The formation of inclusion bodies (IBs) without enzyme activity in bacterial research is generally undesirable. Researchers have attempted to recovery the enzyme activities of IBs, which are commonly known as active IBs. Tyrosine phenol-lyase (TPL) is an important enzyme that can convert pyruvate and phenol into 3,4-dihydroxyphenyl-l-alanine (L-DOPA) and IBs of TPL can commonly occur. To induce the correct folding and recover the enzyme activity of the IBs, peptides, such as ELK16, DKL6, L6KD, ELP10, ELP20, L6K2, EAK16, 18A, and GFIL16, were fused to the carboxyl terminus of TPL. The results showed that aggregate particles of TPL-DKL6, TPL-ELP10, TPL-EAK16, TPL-18A, and TPL-GFIL16 improved the enzyme activity by 40.9%, 50.7%, 48.9%, 86.6%, and 97.9%, respectively. The peptides TPL-DKL6, TPL-EAK16, TPL-18A, and TPL-GFIL16 displayed significantly improved thermostability compared with TPL. L-DOPA titer of TPL-ELP10, TPL-EAK16, TPL-18A, and TPL-GFIL16, with cells reaching 37.8 g/L, 53.8 g/L, 37.5 g/L, and 29.1 g/L, had an improvement of 111%, 201%, 109%, and 63%, respectively. A higher activity and L-DOPA titer of the TPL-EAK16 could be valuable for its industrial application to biosynthesize L-DOPA.

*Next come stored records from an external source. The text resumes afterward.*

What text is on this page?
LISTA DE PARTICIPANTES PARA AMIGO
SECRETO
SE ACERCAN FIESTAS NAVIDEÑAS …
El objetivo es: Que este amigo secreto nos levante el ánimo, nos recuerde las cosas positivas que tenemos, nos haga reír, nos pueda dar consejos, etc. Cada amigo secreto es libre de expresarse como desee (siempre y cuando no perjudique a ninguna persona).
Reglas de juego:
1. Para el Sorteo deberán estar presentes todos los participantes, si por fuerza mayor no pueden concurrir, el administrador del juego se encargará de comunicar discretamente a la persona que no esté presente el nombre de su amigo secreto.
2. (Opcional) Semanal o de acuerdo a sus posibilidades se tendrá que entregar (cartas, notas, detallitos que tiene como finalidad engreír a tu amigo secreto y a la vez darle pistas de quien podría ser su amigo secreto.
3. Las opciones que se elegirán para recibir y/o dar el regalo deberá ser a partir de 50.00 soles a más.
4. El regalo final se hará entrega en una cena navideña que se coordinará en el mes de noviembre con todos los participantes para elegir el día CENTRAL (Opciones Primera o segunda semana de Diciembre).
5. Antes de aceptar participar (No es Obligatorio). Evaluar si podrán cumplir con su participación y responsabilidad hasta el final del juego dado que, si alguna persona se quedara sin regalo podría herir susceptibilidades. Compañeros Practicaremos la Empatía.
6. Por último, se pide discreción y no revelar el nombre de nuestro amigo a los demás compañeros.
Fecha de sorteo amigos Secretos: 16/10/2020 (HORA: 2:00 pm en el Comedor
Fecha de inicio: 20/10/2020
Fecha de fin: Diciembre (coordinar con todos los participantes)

在细菌研究中，没有酶活性的包涵体 (IB) 的形成通常是不受欢迎的。研究人员试图恢复IBs的酶活性，这些IBs通常被称为活性IBs。酪氨酸酚裂解酶（TPL）是一种重要的酶，可将丙酮酸和苯酚转化为3,4-二羟基苯基-l-丙氨酸（L-DOPA），TPL的IBs常发生。为了诱导 IB 的正确折叠并恢复酶活性，将 ELK16、DKL6、L6KD、ELP10、ELP20、L6K2、EAK16、18A 和 GFIL16 等肽融合到 TPL 的羧基末端。结果表明，TPL-DKL6、TPL-ELP10、TPL-EAK16、TPL-18A和TPL-GFIL16的聚集颗粒分别提高了酶活性40.9%、50.7%、48.9%、86.6%和97.9%。与TPL相比，肽TPL-DKL6、TPL-EAK16、TPL-18A和TPL-GFIL16显示出显着改善的热稳定性。 TPL-ELP10、TPL-EAK16、TPL-18A和TPL-GFIL16的L-DOPA滴度提高，细胞分别达到37.8 g/L、53.8 g/L、37.5 g/L和29.1 g/L。分别为 111%、201%、109% 和 63%。 TPL-EAK16 的较高活性和 L-DOPA 效价对其生物合成 L-DOPA 的工业应用具有重要价值。